Oxidation of ethanol to acetaldehyde in brain and the possible behavioral consequences.

Abstract

One of the oldest theories of ethanol’s action is that the first metabolite, acetaldehyde, is responsible for some of the actions in the central nervous system (Hunt, 1996; Hashimoto et a1. 1989; Tan et a1. 1993; Bergamaschi et a1. 1988; Zimatkin and Deitrich, 1997; Thadani and Truitt, 1977; Collins et al. 1988; Heap et al. 1995).
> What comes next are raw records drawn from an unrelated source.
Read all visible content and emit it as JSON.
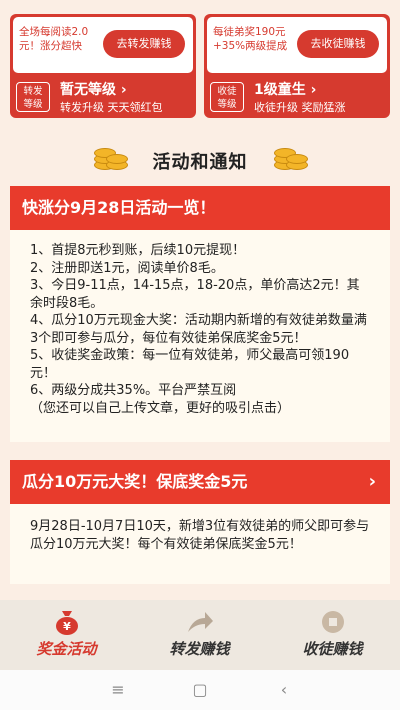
{
  "cards": {
    "left": {
      "promo_text": "全场每阅读2.0元！涨分超快",
      "button": "去转发赚钱",
      "badge": "转发\n等级",
      "level": "暂无等级 ›",
      "subtitle": "转发升级 天天领红包"
    },
    "right": {
      "promo_text": "每徒弟奖190元+35%两级提成",
      "button": "去收徒赚钱",
      "badge": "收徒\n等级",
      "level": "1级童生 ›",
      "subtitle": "收徒升级 奖励猛涨"
    }
  },
  "section_title": "活动和通知",
  "activity": {
    "title": "快涨分9月28日活动一览！",
    "lines": [
      "1、首提8元秒到账，后续10元提现！",
      "2、注册即送1元，阅读单价8毛。",
      "3、今日9-11点，14-15点，18-20点，单价高达2元！其余时段8毛。",
      "4、瓜分10万元现金大奖：活动期内新增的有效徒弟数量满3个即可参与瓜分，每位有效徒弟保底奖金5元！",
      "5、收徒奖金政策：每一位有效徒弟，师父最高可领190元！",
      "6、两级分成共35%。平台严禁互阅",
      "（您还可以自己上传文章，更好的吸引点击）"
    ]
  },
  "prize": {
    "title": "瓜分10万元大奖！保底奖金5元",
    "body": "9月28日-10月7日10天，新增3位有效徒弟的师父即可参与瓜分10万元大奖！每个有效徒弟保底奖金5元！"
  },
  "tabs": [
    {
      "label": "奖金活动",
      "icon": "money-bag-icon",
      "active": true
    },
    {
      "label": "转发赚钱",
      "icon": "share-arrow-icon",
      "active": false
    },
    {
      "label": "收徒赚钱",
      "icon": "coin-icon",
      "active": false
    }
  ],
  "colors": {
    "brand_red": "#d63a2f",
    "header_red": "#e83b2c",
    "background": "#fbeee4"
  },
  "system_nav": {
    "menu": "≡",
    "home": "▢",
    "back": "‹"
  }
}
This hypothesis fell into disfavor for a number of reasons. The first was that following ethanol ingestion, the blood levels of acetaldehyde are extremely low, provided that the artifactual formation of acetaldehyde is accounted for (Sippel, 1974; Westcott et a1. 1980; Sippel and Eriksson, 1975; Tabakoff et a1. 1976; Zimatkin and Pronko, 1995). The levels in normal humans are nearly undetectable in the blood, of the order of 1 μM. The second problem was that even if the blood acetaldehyde levels were significant, the molecule does not seem to be able to penetrate the blood brain barrier because of the presence of aldehyde dehydrogenase in blood vessels. Substantial blood levels were required before acetaldehyde appeared in the brain (Westcott et a1. 1980; Tabakoff et al. 1976; Sippel and Eriksson, 1975; Sippel, 1974; Sippel, 1974). A third issue was that one could inhibit the oxidation of ethanol to acetaldehyde with pyrazole but intoxication still ensued. Indeed the use of pyrazole was critical in the vapor chamber method of Goldstein where ethanol metabolism was slowed in order to physically addict mice to ethanol (Goldstein and Pal, 1971).